Roasted Italian Vegetable Pasta Salad


Roasted Italian Vegetable Pasta Salad


  • 1 lb. cherry tomatoes, halved
  • 1 med. zucchini, quartered and cut into ½-inch cubes
  • 1 med. summer squash, quartered and cut into ½-inch cubes
  • 1 shallot, minced
  • 1 fennel bulb, cut into ½-inch slices and diced
  • 1 small red bell pepper, seeded and cut into ¾-inch cubes
  • 1 garlic clove, quartered, plus 1 clove, minced
  • 1½ Tbsp. extra virgin olive oil
  • ½ tsp. kosher salt, optional
  • Freshly ground pepper
  • 8 oz. whole wheat rotini pasta
  • 2 Tbsp. balsamic vinegar
  • 2 Tbsp. freshly grated Parmesan cheese
  • ¼ cup fresh basil, torn into large pieces


  1. Preheat the oven to 425°F.
  2. Place the tomatoes, zucchini, squash, shallot, fennel, bell pepper and quartered garlic clove in an ovenproof nonstick skillet.
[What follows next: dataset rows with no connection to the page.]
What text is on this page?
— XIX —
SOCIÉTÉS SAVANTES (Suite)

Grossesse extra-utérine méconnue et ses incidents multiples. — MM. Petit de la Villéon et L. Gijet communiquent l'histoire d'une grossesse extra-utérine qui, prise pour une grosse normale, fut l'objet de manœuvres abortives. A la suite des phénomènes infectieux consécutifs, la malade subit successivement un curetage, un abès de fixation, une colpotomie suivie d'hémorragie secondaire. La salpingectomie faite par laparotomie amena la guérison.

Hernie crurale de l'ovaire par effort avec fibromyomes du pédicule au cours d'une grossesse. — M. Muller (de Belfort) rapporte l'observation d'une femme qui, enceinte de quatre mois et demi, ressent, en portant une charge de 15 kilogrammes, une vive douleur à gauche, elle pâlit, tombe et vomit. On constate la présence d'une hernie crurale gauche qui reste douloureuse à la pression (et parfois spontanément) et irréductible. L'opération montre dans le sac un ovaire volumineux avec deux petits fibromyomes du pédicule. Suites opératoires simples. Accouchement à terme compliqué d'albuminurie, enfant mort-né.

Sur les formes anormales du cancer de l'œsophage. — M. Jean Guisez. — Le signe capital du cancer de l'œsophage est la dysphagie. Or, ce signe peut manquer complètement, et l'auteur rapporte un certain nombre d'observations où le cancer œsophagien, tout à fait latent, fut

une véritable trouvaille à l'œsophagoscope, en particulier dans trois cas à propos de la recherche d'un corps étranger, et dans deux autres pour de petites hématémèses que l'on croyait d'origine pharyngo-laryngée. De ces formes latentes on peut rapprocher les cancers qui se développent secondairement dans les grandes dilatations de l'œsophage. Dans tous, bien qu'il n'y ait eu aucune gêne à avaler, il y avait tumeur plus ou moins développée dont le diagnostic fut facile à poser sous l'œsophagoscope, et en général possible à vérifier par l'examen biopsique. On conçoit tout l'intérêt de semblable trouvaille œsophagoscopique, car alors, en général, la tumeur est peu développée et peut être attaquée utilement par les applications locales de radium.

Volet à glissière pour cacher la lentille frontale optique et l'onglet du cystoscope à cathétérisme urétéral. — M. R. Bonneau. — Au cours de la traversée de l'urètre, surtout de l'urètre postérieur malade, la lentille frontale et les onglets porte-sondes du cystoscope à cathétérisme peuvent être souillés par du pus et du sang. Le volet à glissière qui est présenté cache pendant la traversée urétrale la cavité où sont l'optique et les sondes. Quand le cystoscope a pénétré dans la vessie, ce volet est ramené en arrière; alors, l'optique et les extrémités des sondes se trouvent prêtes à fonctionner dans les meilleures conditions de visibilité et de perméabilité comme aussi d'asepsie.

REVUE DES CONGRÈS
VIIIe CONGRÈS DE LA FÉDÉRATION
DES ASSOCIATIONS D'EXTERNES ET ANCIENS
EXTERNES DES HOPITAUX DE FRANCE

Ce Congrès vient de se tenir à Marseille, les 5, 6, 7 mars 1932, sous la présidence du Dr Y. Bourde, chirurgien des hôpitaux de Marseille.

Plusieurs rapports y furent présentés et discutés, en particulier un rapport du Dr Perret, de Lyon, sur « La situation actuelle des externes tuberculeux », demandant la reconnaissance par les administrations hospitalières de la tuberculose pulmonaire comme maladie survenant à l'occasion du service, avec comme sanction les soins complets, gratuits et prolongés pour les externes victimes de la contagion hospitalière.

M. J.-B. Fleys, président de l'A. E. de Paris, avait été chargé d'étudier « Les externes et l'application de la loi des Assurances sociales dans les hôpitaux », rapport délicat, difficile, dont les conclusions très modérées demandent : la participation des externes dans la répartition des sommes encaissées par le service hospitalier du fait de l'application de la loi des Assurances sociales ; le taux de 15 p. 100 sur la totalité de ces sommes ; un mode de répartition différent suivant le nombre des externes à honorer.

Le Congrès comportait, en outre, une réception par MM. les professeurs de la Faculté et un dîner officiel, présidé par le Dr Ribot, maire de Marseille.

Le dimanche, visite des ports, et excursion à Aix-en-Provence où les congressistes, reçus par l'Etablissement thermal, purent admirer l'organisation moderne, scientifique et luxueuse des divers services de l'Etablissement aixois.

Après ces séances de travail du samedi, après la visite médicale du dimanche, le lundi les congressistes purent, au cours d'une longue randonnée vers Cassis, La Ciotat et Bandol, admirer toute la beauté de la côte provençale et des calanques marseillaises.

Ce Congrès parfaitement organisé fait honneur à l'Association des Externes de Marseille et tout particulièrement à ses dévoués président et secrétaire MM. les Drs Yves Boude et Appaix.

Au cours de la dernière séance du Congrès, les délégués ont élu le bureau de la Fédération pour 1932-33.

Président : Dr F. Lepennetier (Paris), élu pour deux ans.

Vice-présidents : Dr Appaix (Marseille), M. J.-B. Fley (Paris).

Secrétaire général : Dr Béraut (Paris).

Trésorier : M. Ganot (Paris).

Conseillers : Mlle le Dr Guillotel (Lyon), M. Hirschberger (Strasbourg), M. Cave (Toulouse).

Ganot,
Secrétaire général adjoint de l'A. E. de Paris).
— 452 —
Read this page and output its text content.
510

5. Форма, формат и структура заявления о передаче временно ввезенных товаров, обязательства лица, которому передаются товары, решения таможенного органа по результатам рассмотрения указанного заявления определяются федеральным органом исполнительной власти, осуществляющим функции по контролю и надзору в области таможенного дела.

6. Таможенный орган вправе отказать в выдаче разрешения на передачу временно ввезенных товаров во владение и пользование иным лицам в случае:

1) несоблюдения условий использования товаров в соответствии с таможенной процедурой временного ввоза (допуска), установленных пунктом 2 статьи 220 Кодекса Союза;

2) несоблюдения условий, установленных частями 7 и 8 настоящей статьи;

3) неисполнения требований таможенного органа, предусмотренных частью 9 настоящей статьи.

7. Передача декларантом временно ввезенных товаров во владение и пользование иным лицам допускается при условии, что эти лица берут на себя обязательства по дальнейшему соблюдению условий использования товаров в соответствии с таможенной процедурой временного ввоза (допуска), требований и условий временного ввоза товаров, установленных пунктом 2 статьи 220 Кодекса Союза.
Toss with the oil, salt (if using) and ground pepper.
  3. Roast for 6 minutes; turn and continue to roast for another 6 minutes. Remove from the oven.
  4. While the vegetables are roasting, cook the pasta, following package directions. Drain the pasta, reserving 2 tablespoons of the cooking water, and return to the pot.
  5. Toss the pasta, roasted vegetables with their juices, reserved pasta water, vinegar and minced garlic.
  6. To serve, place the vegetable pasta salad on a serving plate and top with the cheese and basil.